Žižek's appropriation of agential realism works as a Hegelian reflexivity: the Hegelian lesson of the Phenomenology's Introduction is that the criterion for measuring knowledge cannot be held separate from the knowledge being measured, because the act of measuring transforms the object. What Bohr adds is the quantum-mechanical concretization of this insight—the measuring apparatus and the phenomenon it measures are not separable. Agential realism thus functions in the text as a contemporary, materialist reformulation of Hegel's critique of naïve realism, asserting that the gap between subject and object is not a gap to be overcome but one that was never constitutive in the first place: subject and world are always already engaged in a single, immanent, reflexive process.
Place in the corpus
This concept appears once, in slavoj-zizek-less-than-nothing-hegel-and-the-shadow-of-dialectical-materialism-v, where it functions as a contemporary materialist anchor for Žižek's broader argument about Hegelian reflexivity. Its most immediate cross-referential home is the cluster of Knowledge, Reflection, and Phenomenology: agential realism is precisely a theory of how knowledge operates—not as connaissance (imaginary recognition of a self-standing object) but as a practice that is immanent to the real, which aligns structurally with Lacan's savoir as a knowing that is internal to, and constitutive of, its field rather than external to it. Where Lacanian knowledge is structured by the gap between S1 and S2 and never closes over itself, agential realism registers an analogous incompleteness: the measuring subject cannot step outside the process to achieve a view from nowhere.
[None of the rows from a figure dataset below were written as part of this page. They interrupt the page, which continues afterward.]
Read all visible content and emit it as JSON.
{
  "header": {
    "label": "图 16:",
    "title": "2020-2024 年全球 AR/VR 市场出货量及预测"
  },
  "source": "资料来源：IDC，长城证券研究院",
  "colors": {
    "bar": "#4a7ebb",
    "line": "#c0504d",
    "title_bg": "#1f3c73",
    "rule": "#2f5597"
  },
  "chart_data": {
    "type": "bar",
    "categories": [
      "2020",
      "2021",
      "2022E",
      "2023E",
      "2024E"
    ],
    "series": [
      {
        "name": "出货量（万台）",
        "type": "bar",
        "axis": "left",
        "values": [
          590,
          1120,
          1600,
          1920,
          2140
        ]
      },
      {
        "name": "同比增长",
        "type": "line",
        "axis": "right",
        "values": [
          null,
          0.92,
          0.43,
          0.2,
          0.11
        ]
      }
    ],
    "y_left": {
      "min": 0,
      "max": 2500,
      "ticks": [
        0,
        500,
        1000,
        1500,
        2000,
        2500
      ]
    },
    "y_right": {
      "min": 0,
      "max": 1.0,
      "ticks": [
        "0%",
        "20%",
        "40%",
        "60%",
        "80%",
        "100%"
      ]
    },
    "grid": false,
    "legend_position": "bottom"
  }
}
The concept also speaks directly to the cross-referenced notion of the Gap: Žižek uses agential realism to argue that the subject/object gap is not an external, bridgeable distance but an internal fold of reality upon itself—a Hegelian "reflection" that produces its own terms. This aligns with the Lacanian principle that the gap is constitutive rather than deficient; neither Bohr nor Hegel proposes to eliminate the gap, but rather to show that it is always internal to the real's self-movement. In relation to Dialectics and Contradiction, agential realism functions as a specification: it names the materialist, scientific-practice instantiation of the dialectical insight that subject and object are always already in mutual contradiction/constitution, with no stable prior ground from which one could measure the other. Finally, in relation to the Real, agential realism insists that materiality is not a passive substrate but an active, intra-active field—an insistence that runs parallel to Žižek's broader claim that the Real is never simply "out there" but is always already marked by the reflexive activity of the subject embedded within it.
Key formulations
Less Than Nothing: Hegel and the Shadow of Dialectical Materialism (page unknown)
According to agential realism, knowing, thinking, measuring, theorizing, and observing are subjective material practices of intra-acting within and as part of the world.
The phrase "intra-acting within and as part of the world" is theoretically decisive: "intra-acting" (as opposed to "interacting") implies that the terms of the relation—subject and world—do not pre-exist the act but are constituted through it, while "as part of the world" directly refuses the subject's transcendence of reality, placing the knowing practices themselves ("knowing, thinking, measuring, theorizing, observing") inside the material real rather than outside it as spectators.